Haigh has already touched on what she considers good advice: growing and maintaining relationships and not being afraid to ask for help. But she adds, “Be willing to take risks with your career. You’ll never be in the position of believing you know everything for your next role – so just give it a go anyway.”
The need for diversity and balance
One thing all CISOs accept is the need to obtain and retain talented staff within cybersecurity teams. While acknowledging that there are some additional hurdles for recruitment within the defense sector, neither Watson nor Haigh consider that recruitment is particularly more difficult than it is in other sectors. Both concentrate on building diversity even more so than accruing security certifications. University degrees are useful because they demonstrate the ability to learn – but the precise degree subject is less important.
Watson seeks balance in her team when recruiting new staff. “I like to sit down and talk to people,” she says. “It’s a conversation – it’s never that deep question-answer interview. It’s more about listening to people and getting a feel for who they are, how they communicate, how they handle things. I truly believe that by doing that kind of interview, diversity naturally occurs. I’m not just looking at what’s on paper when we have the conversation. It’s great when you already know a person a little bit – and you’ve seen them in action. But equally, when you bring somebody in cold off the street for an interview, it’s all about that communication, that conversation. And I just feel that diversity then occurs naturally. I don’t ever go out of my way to ensure certain things are occurring, but then at the end it’s just naturally happened. We have a good, diverse group of people.” The end product, she believes, is both diversity and balance in her team.

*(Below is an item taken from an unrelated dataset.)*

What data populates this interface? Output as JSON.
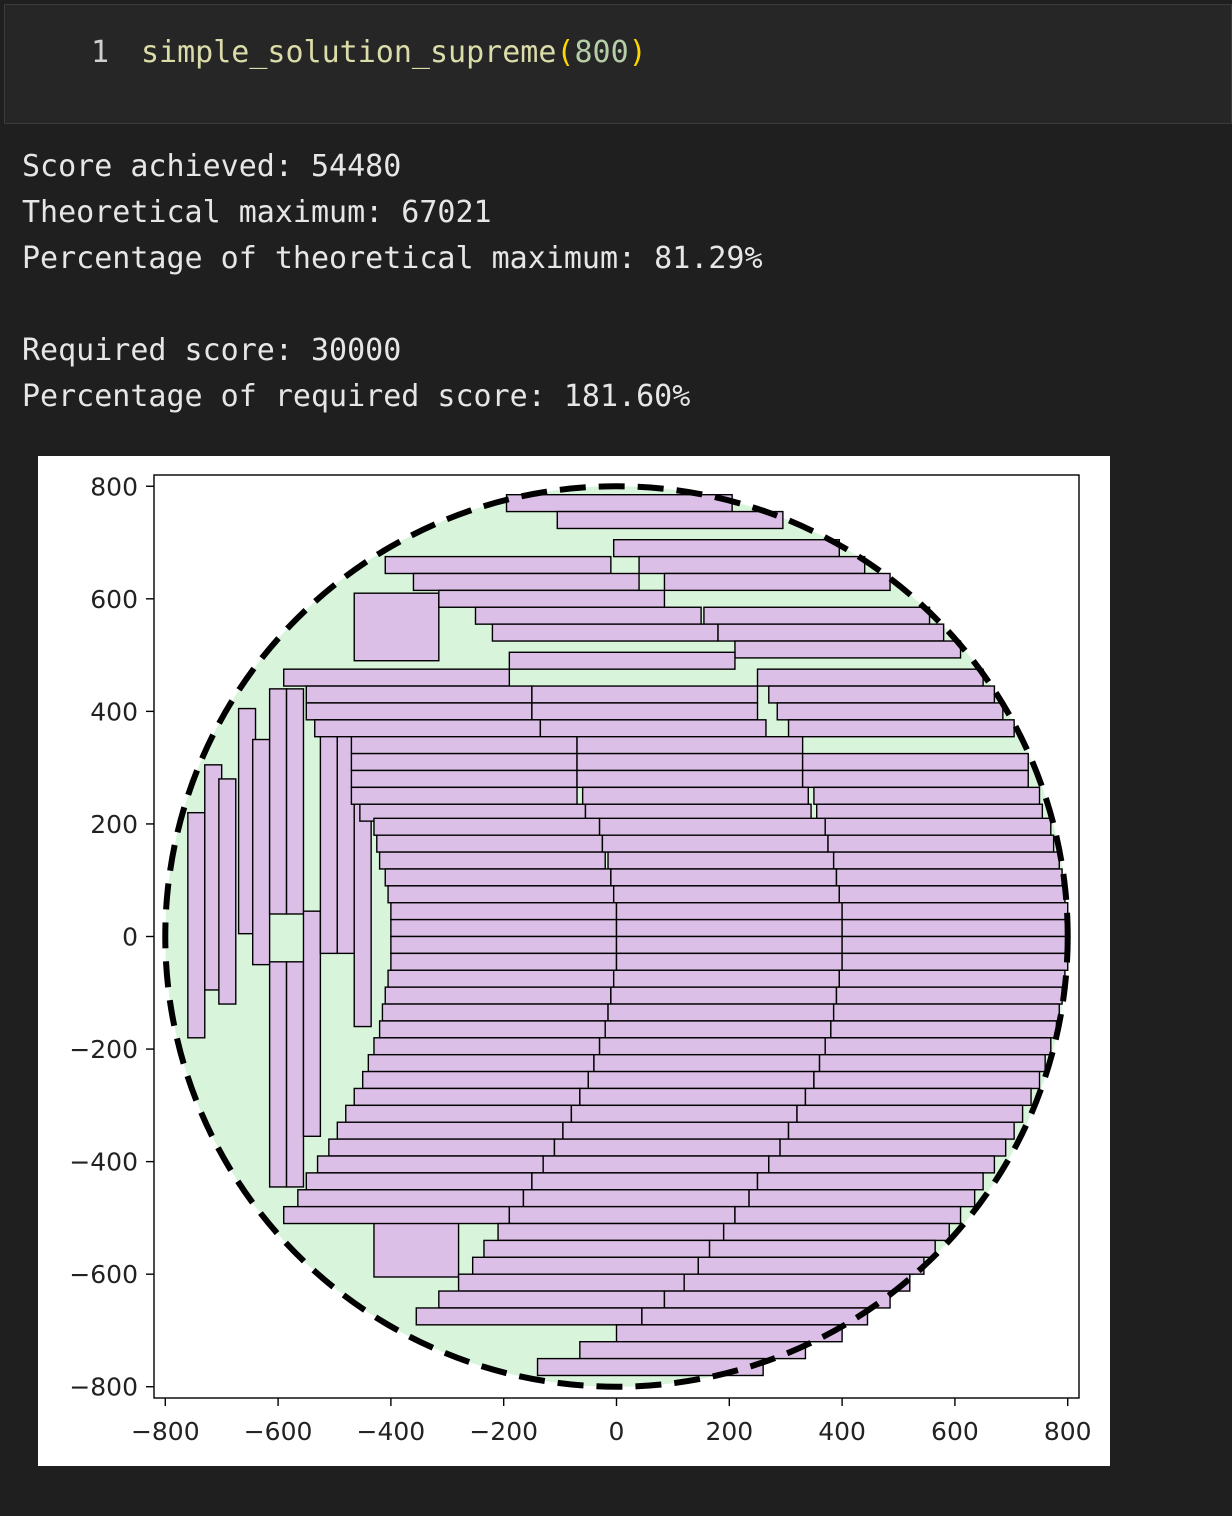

“We’ve often been too narrow in thinking about who we need to be in cyber roles,” says Haigh. “When I look at my team, I’ve got an ex-West End star, I’ve got someone that did a classical music degree, I’ve got someone that did geopolitics, I’ve got someone that did graphics then computer science. I did physics, someone else did engineering, and someone else doesn’t have a degree at all. But they’re all now experts in cyber. They all bring something different and a different way of thinking – and I think we need that creativity in cyber because we’ve got some big problems to solve. In any area of challenge, you need the best team on it, and the best team is always the most diverse team. Whether that’s diversity in cognitive function, or race, or sexual orientation, or men and women, whatever – it’s diversity right across the page.”
Future threats to the defense sector
The bottom line for all CISOs, regardless of their leadership skills, is to defend their organization against cyber-attacks. We asked Haigh what she considers will be the primary threats to the defense sector in future years.
She replied, “The global growth in cyber power. With cyber power comes both stronger defenses and stronger offences. Obviously as a defense company we’d be squarely in the target lines for that kind of activity. A lot of countries are putting in a lot of money to build up their cyber power.”